Bu prosedürün (b) ve (c) adımları biraz daha karmaşıktır. Terapistin yalnızca sözcükleri değil, aynı zamanda dört iletişim kanalından gelen bilgileri de dikkatle değerlendirmesini gerektirir (bkz. Bölüm 8). Hastanın sözlü tepkilerinin (örneğin, “Kabul ediyorum” veya “Bu saçmalık”) dikkate alınması açıkça önemlidir ancak diğer malzemeler de aynı derecede dikkat çekici olabilir, yalnızca daha üstü kapalı olabilir (örneğin, sözel olmayan ipuçları ve bir materyalin eksikliği).3 Bu nedenle, terapistler, sağlıklı bir şüphe dozu ile dikkatlice dinlemelidirler, sadece kelimeleri değil. İfade teknikleriyle en çok ilişkili olan doğrulama belirtileri ilk önce tartışılacaktır.

Doğrulama İşaretleri

Dışavurumcu Müdahaleler

Dışavurumcu tekniklerin amacı, içgörü oluşturmak ve hastaların bilinçdışı uyumsuz kalıplardan kurtulmasına yardımcı olmaktır.
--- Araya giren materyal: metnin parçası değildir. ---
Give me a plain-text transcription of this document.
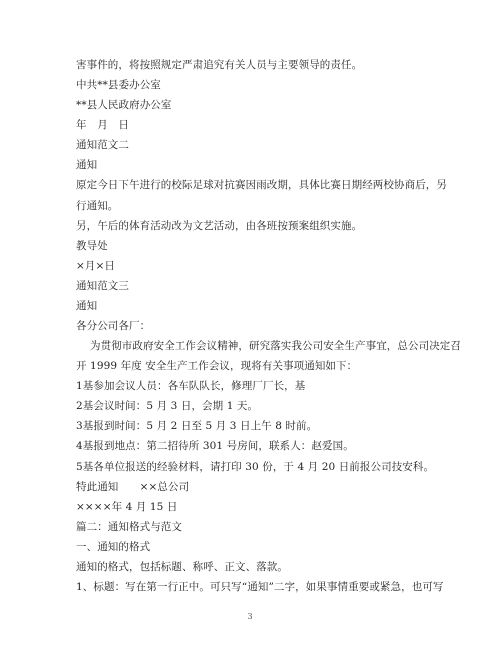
害事件的，将按照规定严肃追究有关人员与主要领导的责任。
中共**县委办公室
**县人民政府办公室
年　月　日
通知范文二
通知
原定今日下午进行的校际足球对抗赛因雨改期，具体比赛日期经两校协商后，另
行通知。
另，午后的体育活动改为文艺活动，由各班按预案组织实施。
教导处
×月×日
通知范文三
通知
各分公司各厂：
为贯彻市政府安全工作会议精神，研究落实我公司安全生产事宜，总公司决定召
开 1999 年度 安全生产工作会议，现将有关事项通知如下：
1基参加会议人员：各车队队长，修理厂厂长，基
2基会议时间：5 月 3 日，会期 1 天。
3基报到时间：5 月 2 日至 5 月 3 日上午 8 时前。
4基报到地点：第二招待所 301 号房间，联系人：赵爱国。
5基各单位报送的经验材料，请打印 30 份，于 4 月 20 日前报公司技安科。
特此通知　　××总公司
××××年 4 月 15 日
篇二：通知格式与范文
一、通知的格式
通知的格式，包括标题、称呼、正文、落款。
1、标题：写在第一行正中。可只写“通知”二字，如果事情重要或紧急，也可写
3
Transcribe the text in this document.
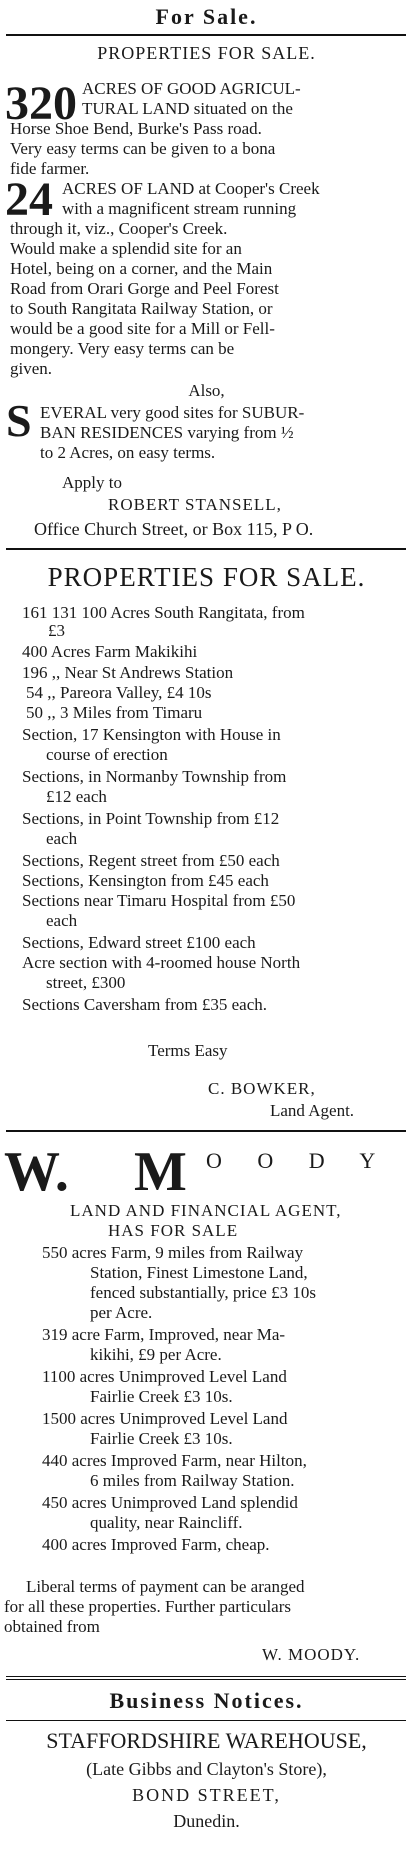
For Sale.
PROPERTIES FOR SALE.
320 ACRES OF GOOD AGRICUL-
TURAL LAND situated on the
Horse Shoe Bend, Burke's Pass road.
Very easy terms can be given to a bona
fide farmer.
24 ACRES OF LAND at Cooper's Creek
with a magnificent stream running
through it, viz., Cooper's Creek.
Would make a splendid site for an
Hotel, being on a corner, and the Main
Road from Orari Gorge and Peel Forest
to South Rangitata Railway Station, or
would be a good site for a Mill or Fell-
mongery. Very easy terms can be
given.
Also,
S EVERAL very good sites for SUBUR-
BAN RESIDENCES varying from ½
to 2 Acres, on easy terms.
Apply to
ROBERT STANSELL,
Office Church Street, or Box 115, P O.
PROPERTIES FOR SALE.
161 131 100 Acres South Rangitata, from
£3
400 Acres Farm Makikihi
196 ,, Near St Andrews Station
54 ,, Pareora Valley, £4 10s
50 ,, 3 Miles from Timaru
Section, 17 Kensington with House in
course of erection
Sections, in Normanby Township from
£12 each
Sections, in Point Township from £12
each
Sections, Regent street from £50 each
Sections, Kensington from £45 each
Sections near Timaru Hospital from £50
each
Sections, Edward street £100 each
Acre section with 4-roomed house North
street, £300
Sections Caversham from £35 each.
Terms Easy
C. BOWKER,
Land Agent.
W. M O O D Y
LAND AND FINANCIAL AGENT,
HAS FOR SALE
550 acres Farm, 9 miles from Railway
Station, Finest Limestone Land,
fenced substantially, price £3 10s
per Acre.
319 acre Farm, Improved, near Ma-
kikihi, £9 per Acre.
1100 acres Unimproved Level Land
Fairlie Creek £3 10s.
1500 acres Unimproved Level Land
Fairlie Creek £3 10s.
440 acres Improved Farm, near Hilton,
6 miles from Railway Station.
450 acres Unimproved Land splendid
quality, near Raincliff.
400 acres Improved Farm, cheap.
Liberal terms of payment can be aranged
for all these properties. Further particulars
obtained from
W. MOODY.
Business Notices.
STAFFORDSHIRE WAREHOUSE,
(Late Gibbs and Clayton's Store),
BOND STREET,
Dunedin.
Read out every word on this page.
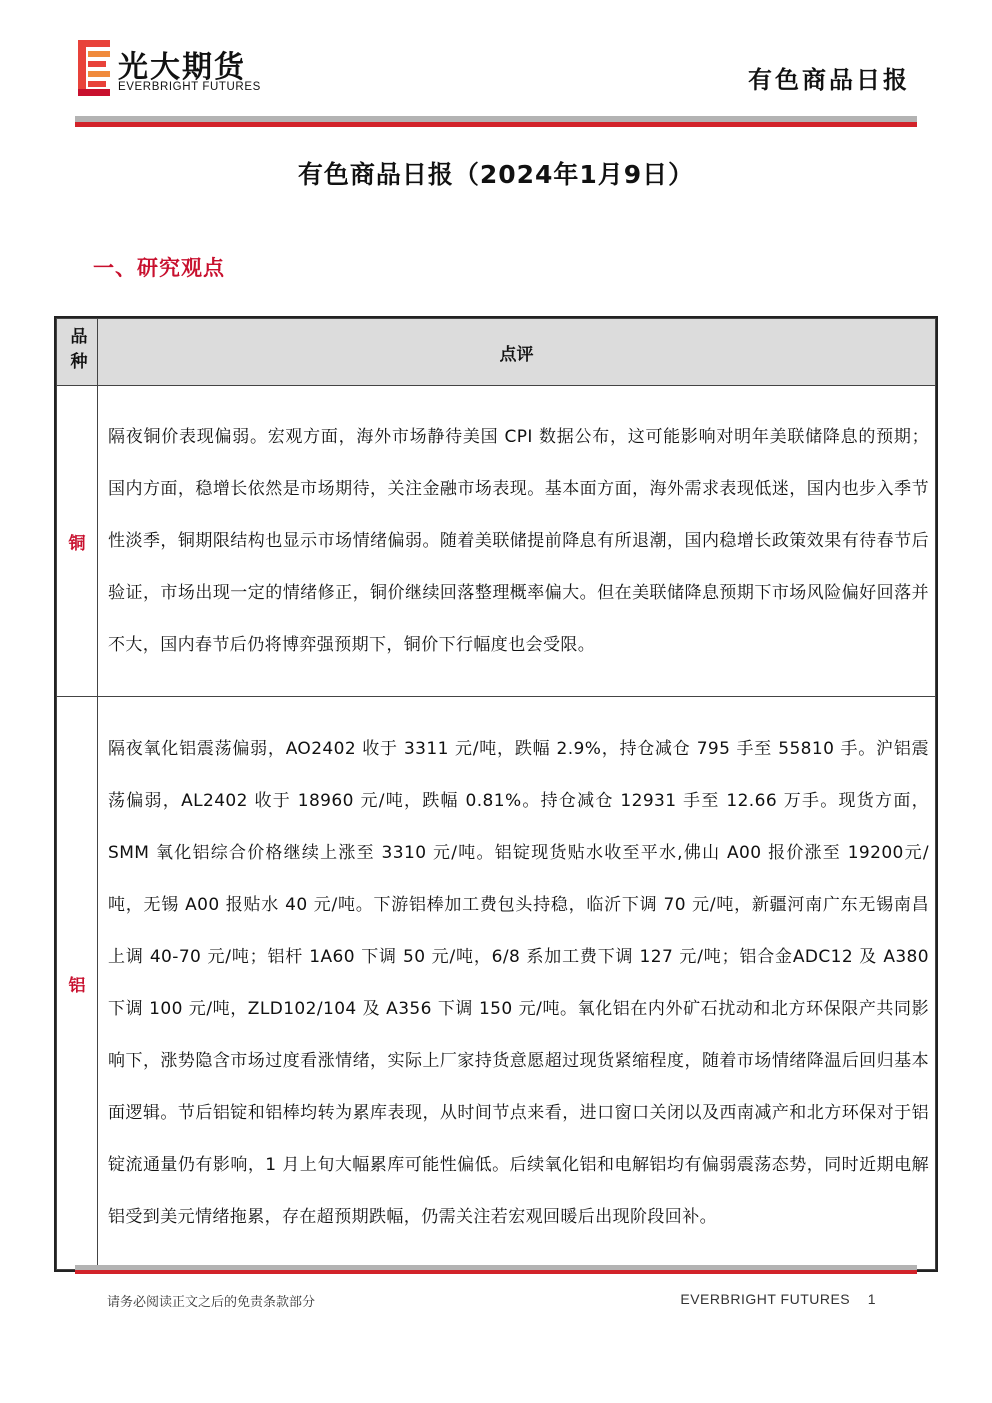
光大期货
EVERBRIGHT FUTURES	有色商品日报
有色商品日报（2024年1月9日）
一、研究观点
品种	点评
铜	隔夜铜价表现偏弱。宏观方面，海外市场静待美国 CPI 数据公布，这可能影响对明年美联储降息的预期；国内方面，稳增长依然是市场期待，关注金融市场表现。基本面方面，海外需求表现低迷，国内也步入季节性淡季，铜期限结构也显示市场情绪偏弱。随着美联储提前降息有所退潮，国内稳增长政策效果有待春节后验证，市场出现一定的情绪修正，铜价继续回落整理概率偏大。但在美联储降息预期下市场风险偏好回落并不大，国内春节后仍将博弈强预期下，铜价下行幅度也会受限。
铝	隔夜氧化铝震荡偏弱，AO2402 收于 3311 元/吨，跌幅 2.9%，持仓减仓 795 手至 55810 手。沪铝震荡偏弱，AL2402 收于 18960 元/吨，跌幅 0.81%。持仓减仓 12931 手至 12.66 万手。现货方面，SMM 氧化铝综合价格继续上涨至 3310 元/吨。铝锭现货贴水收至平水,佛山 A00 报价涨至 19200元/吨，无锡 A00 报贴水 40 元/吨。下游铝棒加工费包头持稳，临沂下调 70 元/吨，新疆河南广东无锡南昌上调 40-70 元/吨；铝杆 1A60 下调 50 元/吨，6/8 系加工费下调 127 元/吨；铝合金ADC12 及 A380 下调 100 元/吨，ZLD102/104 及 A356 下调 150 元/吨。氧化铝在内外矿石扰动和北方环保限产共同影响下，涨势隐含市场过度看涨情绪，实际上厂家持货意愿超过现货紧缩程度，随着市场情绪降温后回归基本面逻辑。节后铝锭和铝棒均转为累库表现，从时间节点来看，进口窗口关闭以及西南减产和北方环保对于铝锭流通量仍有影响，1 月上旬大幅累库可能性偏低。后续氧化铝和电解铝均有偏弱震荡态势，同时近期电解铝受到美元情绪拖累，存在超预期跌幅，仍需关注若宏观回暖后出现阶段回补。
请务必阅读正文之后的免责条款部分	EVERBRIGHT FUTURES 1
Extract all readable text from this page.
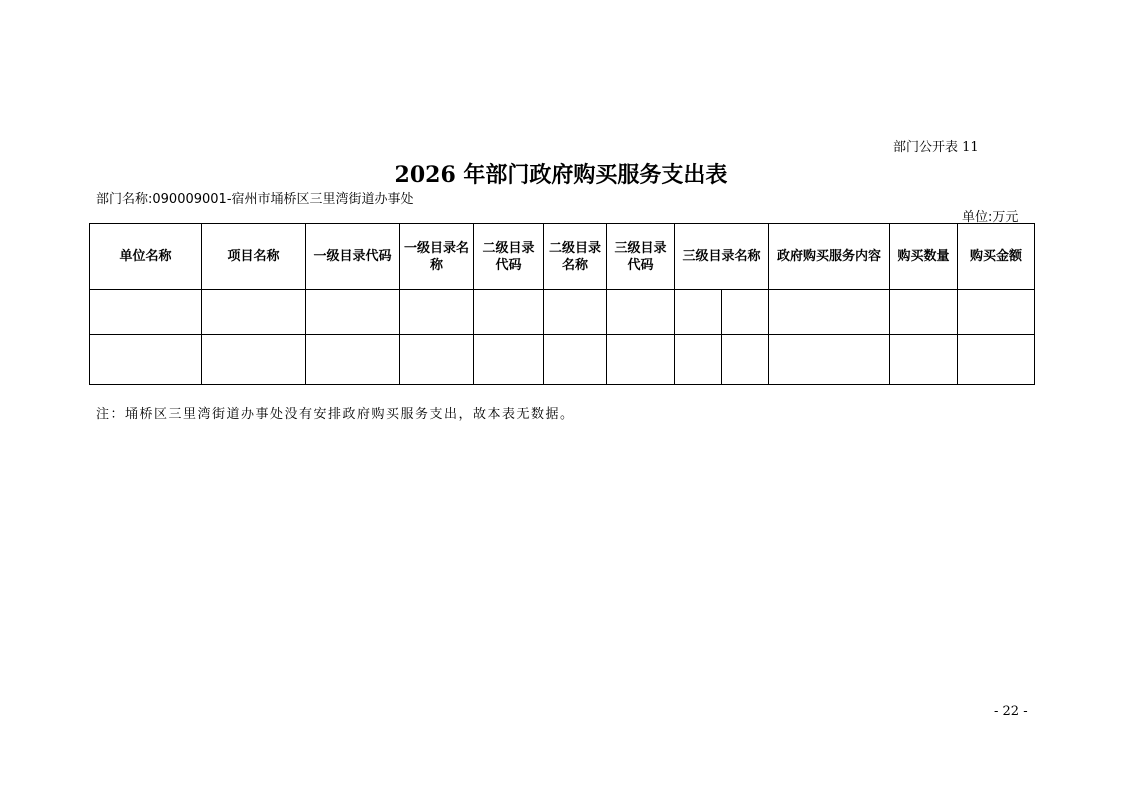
部门公开表 11
2026 年部门政府购买服务支出表
部门名称:090009001-宿州市埇桥区三里湾街道办事处
单位:万元
单位名称	项目名称	一级目录代码	一级目录名称	二级目录代码	二级目录名称	三级目录代码	三级目录名称		政府购买服务内容	购买数量	购买金额

注：埇桥区三里湾街道办事处没有安排政府购买服务支出，故本表无数据。
- 22 -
Genellikle üç farkındalık düzeyinde de (bilinç, bilinç öncesi ve bilinçdışı) hasta materyalinin keşfedilmesini gerektirirler. Belki de şaşırtıcı olmayan bir şekilde, dışavurumcu müdahaleler, “can evinden vurduklarında” çok sayıda hasta tepkisiyle sonuçlanabilir. Kutu 7.1’de gösterildiği gibi, bunlar önemsiz ve sıkıcı olandan anlamlı ve dramatik olana kadar değişebilir. Bunlardan birkaçı aşağıdaki tartışmada ayrıntılı olarak ele alınacaktır.

Bir müdahalenin “doğruluğuna” ilişkin sözlü anlaşma, doğrulamanın iyi bir ön kanıtıdır. Bununla birlikte, Freud’un (1964) bir asırdan uzun bir süre önce belirttiği gibi, “Bir hastadan gelen sade bir ‘Evetin’ kesin bir anlamı yoktur” (s. 262). Hastalardan olumlu geribildirim alırken bile bu kuşkuculuk, psikanalitik gelenekle büyük ölçüde uyumludur (Ricoeur, 1970). Kulağa tuhaf gelse de, bir hastanın gerçekten “hayır” veya “emin değilim” demek istediğinde “evet” diyebilmesinin sayısız nedenini4 düşünün. Bazıları özgüvenden yoksundur. Diğerleri, herhangi bir anlaşmazlığın terapisti uzaklaştırabileceğinden korkabilir. Yine de diğerleri terapistlerini o kadar idealize ederler ki kendi yargılamaları bir tahmin seviyesinde kalır. Langs (1973, 1974), bazı hastaların terapistleriyle bilinçli olarak onları kandırmaları konusunda anlaşma halinde olabileceklerini kaydetti. Bu ve diğer nedenlerden dolayı, sözlü onay yalnızca bir başlangıç noktası olarak hizmet edebilir ve birden çok doğrulama şekli tercih edilir.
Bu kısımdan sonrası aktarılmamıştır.